On a website which was launched in June last year, Verbruggen paid lawyers and ‘anti-doping experts’ to analyse the CIRC report. ‘This analysis has established conclusively that, for all of these many years, the priority of WADA and especially Dick Pound was not to catch Lance Armstrong et al. for doping, but instead to attack my honour and reputation’, reads Verbruggen’s Open Brief. ‘In short, their political agenda was more important to them than the fight against doping itself – and as a result the real fight against doping was abused for their political purposes’.
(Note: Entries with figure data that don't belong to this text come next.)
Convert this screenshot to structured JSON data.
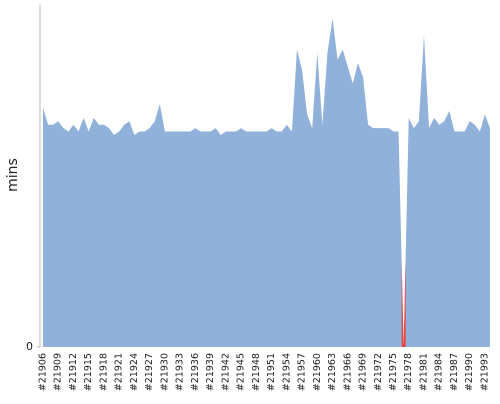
{
  "chart_data": {
    "type": "area",
    "ylabel": "mins",
    "categories": [
      "#21906",
      null,
      null,
      "#21909",
      null,
      null,
      "#21912",
      null,
      null,
      "#21915",
      null,
      null,
      "#21918",
      null,
      null,
      "#21921",
      null,
      null,
      "#21924",
      null,
      null,
      "#21927",
      null,
      null,
      "#21930",
      null,
      null,
      "#21933",
      null,
      null,
      "#21936",
      null,
      null,
      "#21939",
      null,
      null,
      "#21942",
      null,
      null,
      "#21945",
      null,
      null,
      "#21948",
      null,
      null,
      "#21951",
      null,
      null,
      "#21954",
      null,
      null,
      "#21957",
      null,
      null,
      "#21960",
      null,
      null,
      "#21963",
      null,
      null,
      "#21966",
      null,
      null,
      "#21969",
      null,
      null,
      "#21972",
      null,
      null,
      "#21975",
      null,
      null,
      "#21978",
      null,
      null,
      "#21981",
      null,
      null,
      "#21984",
      null,
      null,
      "#21987",
      null,
      null,
      "#21990",
      null,
      null,
      "#21993",
      null
    ],
    "series": [
      {
        "color": "#8fb1da",
        "values": [
          70,
          65,
          65,
          66,
          64,
          63,
          65,
          63,
          67,
          63,
          67,
          65,
          65,
          64,
          62,
          63,
          65,
          66,
          62,
          63,
          63,
          64,
          66,
          71,
          63,
          63,
          63,
          63,
          63,
          63,
          64,
          63,
          63,
          63,
          64,
          62,
          63,
          63,
          63,
          64,
          63,
          63,
          63,
          63,
          63,
          64,
          63,
          63,
          65,
          63,
          87,
          81,
          68,
          64,
          86,
          65,
          86,
          96,
          84,
          87,
          82,
          77,
          83,
          79,
          65,
          64,
          64,
          64,
          64,
          63,
          63,
          0,
          67,
          64,
          66,
          91,
          64,
          67,
          65,
          66,
          69,
          63,
          63,
          63,
          66,
          65,
          63,
          68,
          64
        ]
      }
    ],
    "highlight_color": "#e8473f",
    "ylim": [
      0,
      100
    ],
    "yticks": [
      0
    ]
  }
}
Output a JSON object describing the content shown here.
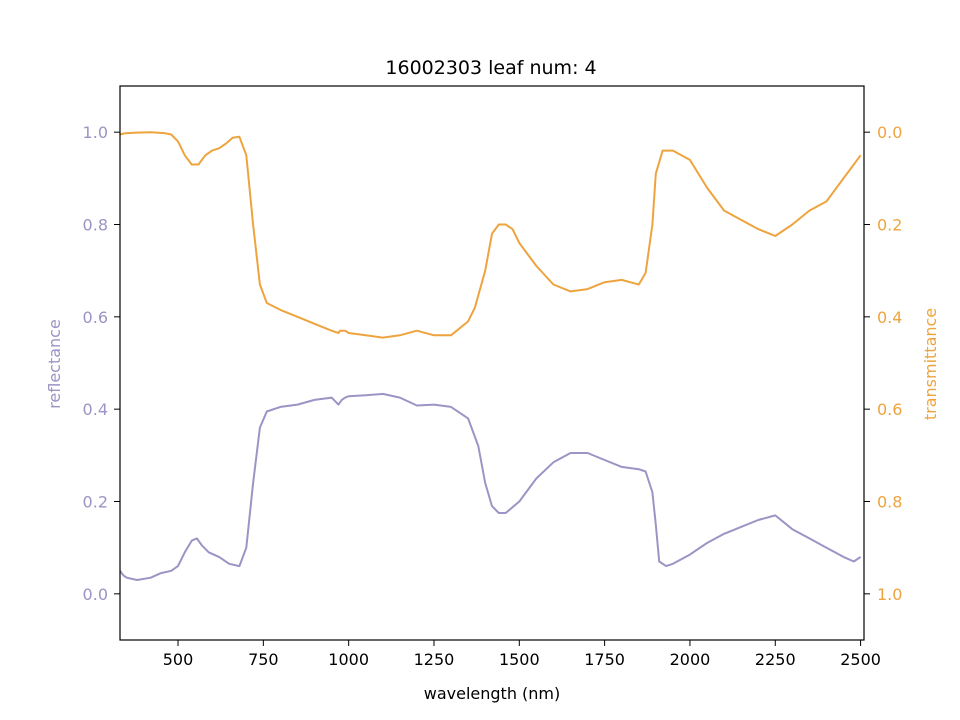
{
  "chart_data": {
    "type": "line",
    "title": "16002303 leaf num: 4",
    "xlabel": "wavelength (nm)",
    "ylabel_left": "reflectance",
    "ylabel_right": "transmittance",
    "xlim": [
      330,
      2510
    ],
    "ylim_left": [
      -0.1,
      1.1
    ],
    "ylim_right_inverted": [
      1.1,
      -0.1
    ],
    "x_ticks": [
      500,
      750,
      1000,
      1250,
      1500,
      1750,
      2000,
      2250,
      2500
    ],
    "y_left_ticks": [
      0.0,
      0.2,
      0.4,
      0.6,
      0.8,
      1.0
    ],
    "y_right_ticks": [
      0.0,
      0.2,
      0.4,
      0.6,
      0.8,
      1.0
    ],
    "grid": false,
    "colors": {
      "reflectance": "#9b94c5",
      "transmittance": "#eea43e"
    },
    "series": [
      {
        "axis": "left",
        "x": [
          330,
          340,
          350,
          380,
          420,
          450,
          480,
          500,
          520,
          540,
          555,
          570,
          590,
          620,
          650,
          680,
          700,
          720,
          740,
          760,
          800,
          850,
          900,
          950,
          970,
          980,
          990,
          1000,
          1050,
          1100,
          1150,
          1200,
          1250,
          1300,
          1350,
          1380,
          1400,
          1420,
          1440,
          1460,
          1500,
          1550,
          1600,
          1650,
          1700,
          1750,
          1800,
          1850,
          1870,
          1890,
          1900,
          1910,
          1930,
          1950,
          2000,
          2050,
          2100,
          2150,
          2200,
          2250,
          2300,
          2350,
          2400,
          2450,
          2480,
          2500
        ],
        "y": [
          0.05,
          0.04,
          0.035,
          0.03,
          0.035,
          0.045,
          0.05,
          0.06,
          0.09,
          0.115,
          0.12,
          0.105,
          0.09,
          0.08,
          0.065,
          0.06,
          0.1,
          0.24,
          0.36,
          0.395,
          0.405,
          0.41,
          0.42,
          0.425,
          0.41,
          0.42,
          0.425,
          0.428,
          0.43,
          0.433,
          0.425,
          0.408,
          0.41,
          0.405,
          0.38,
          0.32,
          0.24,
          0.19,
          0.175,
          0.175,
          0.2,
          0.25,
          0.285,
          0.305,
          0.305,
          0.29,
          0.275,
          0.27,
          0.265,
          0.22,
          0.15,
          0.07,
          0.06,
          0.065,
          0.085,
          0.11,
          0.13,
          0.145,
          0.16,
          0.17,
          0.14,
          0.12,
          0.1,
          0.08,
          0.07,
          0.08
        ]
      },
      {
        "axis": "right",
        "x": [
          330,
          340,
          350,
          380,
          420,
          460,
          480,
          500,
          520,
          540,
          560,
          580,
          600,
          620,
          640,
          660,
          680,
          700,
          720,
          740,
          760,
          800,
          850,
          900,
          950,
          970,
          975,
          990,
          1000,
          1050,
          1100,
          1150,
          1200,
          1250,
          1300,
          1350,
          1370,
          1400,
          1420,
          1440,
          1460,
          1480,
          1500,
          1550,
          1600,
          1650,
          1700,
          1750,
          1800,
          1850,
          1870,
          1890,
          1900,
          1920,
          1950,
          2000,
          2050,
          2100,
          2150,
          2200,
          2250,
          2300,
          2350,
          2400,
          2450,
          2480,
          2500
        ],
        "y": [
          0.005,
          0.003,
          0.002,
          0.001,
          0.0,
          0.002,
          0.005,
          0.02,
          0.05,
          0.07,
          0.07,
          0.05,
          0.04,
          0.035,
          0.025,
          0.012,
          0.01,
          0.05,
          0.2,
          0.33,
          0.37,
          0.385,
          0.4,
          0.415,
          0.43,
          0.435,
          0.43,
          0.43,
          0.435,
          0.44,
          0.445,
          0.44,
          0.43,
          0.44,
          0.44,
          0.41,
          0.38,
          0.3,
          0.22,
          0.2,
          0.2,
          0.21,
          0.24,
          0.29,
          0.33,
          0.345,
          0.34,
          0.325,
          0.32,
          0.33,
          0.305,
          0.2,
          0.09,
          0.04,
          0.04,
          0.06,
          0.12,
          0.17,
          0.19,
          0.21,
          0.225,
          0.2,
          0.17,
          0.15,
          0.1,
          0.07,
          0.05
        ]
      }
    ]
  }
}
As reported by the Sports Integrity Initiative in June last year, Verbruggen took legal action against the UCI, claiming that it had used the CIRC report to defame him. UCI President Brian Cookson also asked Verbruggen to relinquish his honorary Presidency of the UCI. ‘I had no recourse but to complain to the IOC’s Ethics Commission, which resulted in an agreement whereby Cookson renounced his claim and promised to respect my Honorary Presidency, the UCI would also include a reference on its website to my website with the rebuttal of the CIRC report, and the UCI would pay a contribution towards my costs incurred for my defence against the CIRC report’, reads Verbruggen’s Open Brief. ‘All of these conditions were included in an agreement that was signed by Cookson, by me and by a representative from the IOC, which I see as clear recognition from the UCI. For my part, I then held off from taking any further action against the UCI. Having said that, I would also like other people’s misdeeds to be judged objectively. It is for this reason that I have lodged a complaint against Pound, Howman, Tygart and Bock with the Ethics Commission of the IOC, a body that I trust to remain fully objective!’
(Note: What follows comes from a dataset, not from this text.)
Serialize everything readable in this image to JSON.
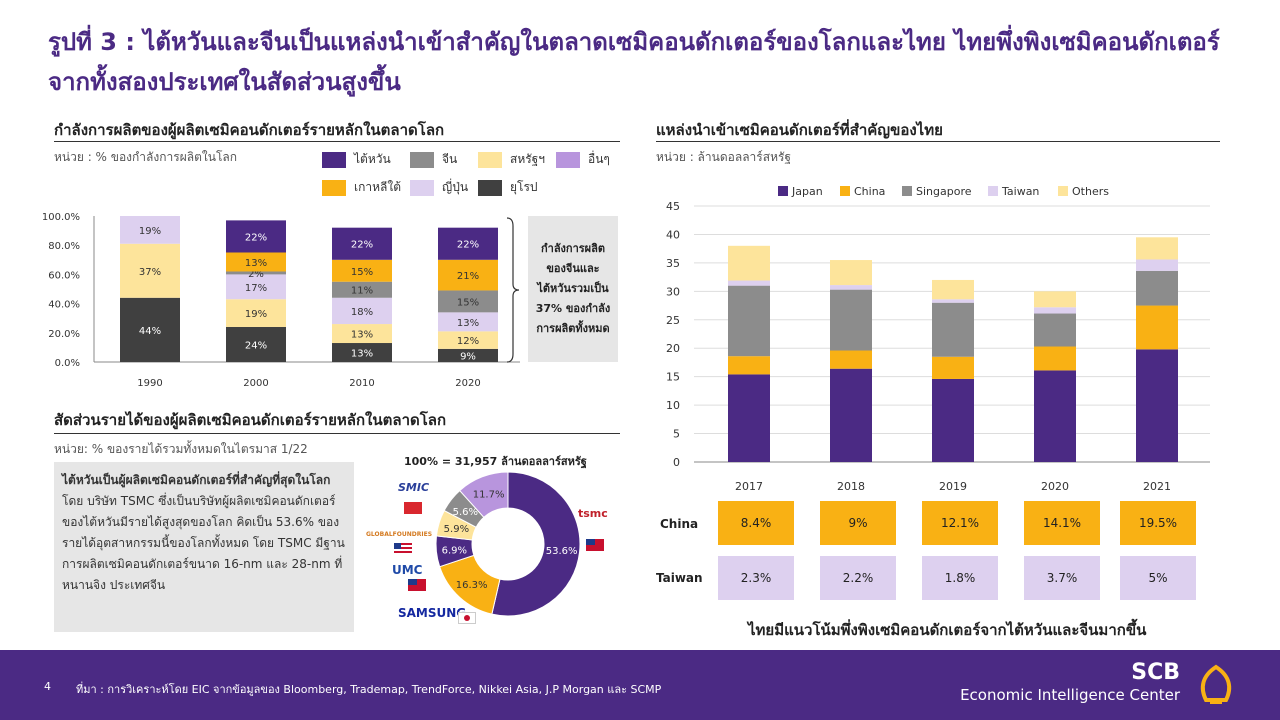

The complaint follows a request made to the WADA Foundation Board ‘to set up a permanent independent body, independent also from WADA, to monitor compliance and deal with any complaints about non-compliance with the World Anti-Doping Code by any anti-doping organization, including WADA’, as outlined in an op-ed published by Around The Rings. The Sports Integrity Initiative is awaiting a response from the IOC about the formal contents of Verbruggen’s complaint.